Gilbert Schuh a assuré durant deux ans la présidence de l’Eurodistrict SaarMoselle. Avant de passer le relais à son successeur Peter Gillo, président du Regionalverband de Sarrebruck ce lundi 16 juin 2014, il dresse le bilan d’une coopération transfrontalière freinée par les restrictions financières.
Correspondances lorraines : Un an après la décision du Land de Sarre, qui s’est retiré de l’étude de faisabilité, croyez-vous encore à au tram-train Sarrebruck-Forbach ?
Certainement. Le tram-train constitue un enjeu encore plus important qu’auparavant. La situation économique de l’est mosellan s’est aggravée et le chômage des jeunes atteint 40 % dans certaines cités. La Sarre souffre quant à elle d’un déclin démographique et propose de nombreux emplois industriels et commerciaux. Il faut agir sur la mobilité et sur la logistique pour concrétiser le rapprochement. Le tram-train doit aussi contribuer à la structuration urbaine d’un Eurodistrict de 600 000 habitants relativement étendu.
La prochaine assemblée relancera les études de faisabilité d’une desserte moins coûteuse, qui utiliserait les routes existantes et les voies ferroviaires laissées par l’industrie de part et d’autre de la frontière. Initialement fixé à 110 000 euros, le montant de l’étude pourrait être revu à la hausse grâce aux fonds européens Sintropher dédiés à la coopération territoriale transfrontalière dans le nord-ouest européen
CL : Le tram-train qui constitue depuis dix ans le projet phare de l’Eurodistrict SaarMoselle en est toujours au stade des études. Ne s’agit-il pas d’un échec pour une structure qui entendait porter de grands projets ?
Certes, le tram-train a pris du retard. Le projet initial représentait entre 60 et 80 millions d’euros qu’il aurait été possible de trouver. Mais il faut tenir compte de la raréfaction des financements tant du côté allemand que du côté français. L’Eurodistrict gère désormais la coopération transfrontalière au quotidien. Nous avons ainsi créé une ligne de bus classique entre Saint-Avold et Sarrebruck. Deux ans après sa mise en service, la desserte accueille 80 000 voyageurs par an en dépit de son faible cadencement. Nous avons également créé une commission santé qui ne figurait pas dans nos projets initiaux, rédigé un guide des loisirs complété par une application smartphone et présenté une plaquette trilingue qui dresse l’inventaire des zones d’activité disponibles. Nos actions de lobbying ont porté leurs fruits, notamment à propos de l’écluse de Gudingen. Le ministère fédéral allemand des transports, qui envisageait sa fermeture, étudie à présent un projet de transformation.

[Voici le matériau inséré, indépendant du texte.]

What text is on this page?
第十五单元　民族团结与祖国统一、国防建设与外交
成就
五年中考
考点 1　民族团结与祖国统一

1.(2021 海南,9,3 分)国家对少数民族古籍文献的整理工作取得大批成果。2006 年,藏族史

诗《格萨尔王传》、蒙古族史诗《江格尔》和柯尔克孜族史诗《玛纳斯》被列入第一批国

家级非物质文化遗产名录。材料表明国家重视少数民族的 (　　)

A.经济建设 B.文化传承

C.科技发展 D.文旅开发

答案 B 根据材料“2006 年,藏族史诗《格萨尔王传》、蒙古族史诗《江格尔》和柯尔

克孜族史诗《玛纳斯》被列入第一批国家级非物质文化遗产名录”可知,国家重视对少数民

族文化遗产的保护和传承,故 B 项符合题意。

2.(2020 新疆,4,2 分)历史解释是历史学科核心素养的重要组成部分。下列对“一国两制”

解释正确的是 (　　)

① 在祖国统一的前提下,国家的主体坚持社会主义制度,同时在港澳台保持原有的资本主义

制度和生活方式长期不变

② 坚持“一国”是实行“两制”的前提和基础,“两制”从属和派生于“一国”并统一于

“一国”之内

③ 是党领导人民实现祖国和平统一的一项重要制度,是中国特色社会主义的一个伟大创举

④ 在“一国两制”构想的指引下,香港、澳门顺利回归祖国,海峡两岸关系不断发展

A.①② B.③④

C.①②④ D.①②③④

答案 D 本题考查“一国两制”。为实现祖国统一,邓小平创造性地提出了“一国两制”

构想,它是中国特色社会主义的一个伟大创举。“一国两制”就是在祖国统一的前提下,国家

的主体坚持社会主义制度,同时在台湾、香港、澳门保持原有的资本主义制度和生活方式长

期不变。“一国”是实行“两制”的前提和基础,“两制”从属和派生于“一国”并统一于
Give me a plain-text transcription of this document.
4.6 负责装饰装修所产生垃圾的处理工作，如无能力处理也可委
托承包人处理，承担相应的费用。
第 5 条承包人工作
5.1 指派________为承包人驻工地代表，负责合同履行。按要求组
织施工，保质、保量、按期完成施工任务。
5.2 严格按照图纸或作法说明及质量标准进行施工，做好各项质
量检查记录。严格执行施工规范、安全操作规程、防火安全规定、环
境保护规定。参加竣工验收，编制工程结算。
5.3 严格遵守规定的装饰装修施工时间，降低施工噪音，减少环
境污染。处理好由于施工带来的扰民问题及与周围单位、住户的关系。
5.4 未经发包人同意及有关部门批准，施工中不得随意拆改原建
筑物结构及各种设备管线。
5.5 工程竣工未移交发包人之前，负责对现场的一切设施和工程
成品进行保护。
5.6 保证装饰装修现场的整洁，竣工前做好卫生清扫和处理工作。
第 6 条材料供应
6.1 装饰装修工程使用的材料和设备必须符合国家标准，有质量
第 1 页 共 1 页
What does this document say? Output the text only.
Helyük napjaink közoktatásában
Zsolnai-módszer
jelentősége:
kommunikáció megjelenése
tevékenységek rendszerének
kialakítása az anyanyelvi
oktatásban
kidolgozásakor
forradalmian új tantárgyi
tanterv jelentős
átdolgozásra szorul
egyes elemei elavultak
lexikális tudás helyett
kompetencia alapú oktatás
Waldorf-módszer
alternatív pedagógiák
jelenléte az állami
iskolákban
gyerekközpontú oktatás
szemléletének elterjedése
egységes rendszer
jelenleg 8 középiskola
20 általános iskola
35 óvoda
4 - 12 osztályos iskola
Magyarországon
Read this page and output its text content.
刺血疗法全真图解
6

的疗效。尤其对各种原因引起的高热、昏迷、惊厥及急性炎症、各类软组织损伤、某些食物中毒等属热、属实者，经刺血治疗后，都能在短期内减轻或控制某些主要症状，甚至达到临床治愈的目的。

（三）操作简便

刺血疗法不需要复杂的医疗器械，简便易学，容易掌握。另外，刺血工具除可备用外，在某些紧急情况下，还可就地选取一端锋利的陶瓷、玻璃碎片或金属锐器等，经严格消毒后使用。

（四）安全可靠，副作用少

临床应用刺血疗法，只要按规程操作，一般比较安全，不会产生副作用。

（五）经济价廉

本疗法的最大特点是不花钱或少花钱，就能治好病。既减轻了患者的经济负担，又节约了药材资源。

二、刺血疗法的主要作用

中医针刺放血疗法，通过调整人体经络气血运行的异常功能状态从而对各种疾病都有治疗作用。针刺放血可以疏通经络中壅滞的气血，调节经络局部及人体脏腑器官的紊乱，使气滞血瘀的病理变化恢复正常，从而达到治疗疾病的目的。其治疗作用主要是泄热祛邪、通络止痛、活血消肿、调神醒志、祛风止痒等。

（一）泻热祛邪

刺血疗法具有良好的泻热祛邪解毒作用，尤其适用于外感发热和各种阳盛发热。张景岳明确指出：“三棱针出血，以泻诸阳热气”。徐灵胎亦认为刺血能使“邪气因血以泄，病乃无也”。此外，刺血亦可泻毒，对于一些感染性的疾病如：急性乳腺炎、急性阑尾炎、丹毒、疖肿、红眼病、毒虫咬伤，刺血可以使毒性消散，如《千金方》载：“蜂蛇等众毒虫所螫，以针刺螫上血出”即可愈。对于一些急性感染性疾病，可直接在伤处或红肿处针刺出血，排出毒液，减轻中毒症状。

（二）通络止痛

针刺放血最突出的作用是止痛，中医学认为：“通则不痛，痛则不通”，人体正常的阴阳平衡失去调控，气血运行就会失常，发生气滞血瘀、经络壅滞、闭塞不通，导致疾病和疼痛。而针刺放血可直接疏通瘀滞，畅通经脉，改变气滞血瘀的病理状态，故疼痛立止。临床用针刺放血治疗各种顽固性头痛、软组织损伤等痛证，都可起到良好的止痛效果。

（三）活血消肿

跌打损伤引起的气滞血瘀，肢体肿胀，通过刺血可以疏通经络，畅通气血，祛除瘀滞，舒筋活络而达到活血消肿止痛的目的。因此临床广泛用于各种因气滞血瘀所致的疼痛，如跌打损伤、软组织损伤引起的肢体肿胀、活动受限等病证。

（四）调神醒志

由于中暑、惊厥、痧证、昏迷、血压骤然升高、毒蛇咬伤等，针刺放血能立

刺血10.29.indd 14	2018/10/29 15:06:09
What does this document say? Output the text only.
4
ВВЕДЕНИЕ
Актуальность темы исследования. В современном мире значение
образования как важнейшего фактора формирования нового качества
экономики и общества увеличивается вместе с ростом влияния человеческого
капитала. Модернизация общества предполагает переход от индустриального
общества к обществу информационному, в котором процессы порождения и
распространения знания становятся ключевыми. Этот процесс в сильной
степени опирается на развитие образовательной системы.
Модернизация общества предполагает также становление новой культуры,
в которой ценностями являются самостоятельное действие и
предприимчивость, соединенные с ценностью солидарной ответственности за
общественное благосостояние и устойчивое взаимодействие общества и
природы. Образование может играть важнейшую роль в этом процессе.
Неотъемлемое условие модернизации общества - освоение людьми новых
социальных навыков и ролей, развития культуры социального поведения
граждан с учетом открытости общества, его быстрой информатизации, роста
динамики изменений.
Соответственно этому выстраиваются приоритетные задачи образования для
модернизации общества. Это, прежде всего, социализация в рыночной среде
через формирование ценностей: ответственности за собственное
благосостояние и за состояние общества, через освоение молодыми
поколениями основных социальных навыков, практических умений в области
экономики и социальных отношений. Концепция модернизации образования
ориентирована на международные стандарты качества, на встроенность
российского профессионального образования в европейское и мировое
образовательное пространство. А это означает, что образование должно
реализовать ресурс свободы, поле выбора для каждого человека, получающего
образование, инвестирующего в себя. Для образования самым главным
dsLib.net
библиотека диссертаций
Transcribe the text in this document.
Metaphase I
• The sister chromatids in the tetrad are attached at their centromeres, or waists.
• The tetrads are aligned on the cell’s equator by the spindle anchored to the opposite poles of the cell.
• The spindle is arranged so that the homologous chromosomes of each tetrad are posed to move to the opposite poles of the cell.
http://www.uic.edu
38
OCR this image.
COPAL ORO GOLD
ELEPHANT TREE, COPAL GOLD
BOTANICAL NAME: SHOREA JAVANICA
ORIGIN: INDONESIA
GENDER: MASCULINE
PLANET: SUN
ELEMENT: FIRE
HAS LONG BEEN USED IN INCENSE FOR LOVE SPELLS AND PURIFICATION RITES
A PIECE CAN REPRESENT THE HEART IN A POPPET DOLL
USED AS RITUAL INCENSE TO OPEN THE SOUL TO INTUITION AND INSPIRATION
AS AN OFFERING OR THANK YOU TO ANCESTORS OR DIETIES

CL : La fusion entre l’Alsace et la Lorraine vous paraît-elle bénéfique à la coopération transfrontalière ?
Oui, car ce nouveau territoire comporte trois Eurodistricts – SaarMoselle, Strasbourg-Ortenau et Regio-Pamina. Mais je regrette que personne n’ait demandé son avis aux représentants d’agglomérations transfrontalières dans le cadre de la réforme territoriale française. Je rêve d’une fusion entre la Sarre et la Moselle. Les Sarrois sont véritablement proches des Mosellans. La Sarre est un petit Land frontalier qui vit l’éventualité d’une fusion avec la Rhénanie-Palatinat comme une menace, et il me semble que les Sarrois préféreraient se marier avec les Mosellans. Cette idée est sans doute trop avant-gardiste, mais elle aurait du sens. À contrario, il ne faudrait pas que la notion d’agglomération transfrontalière passe par pertes et profits à l’occasion de la réforme territoriale française.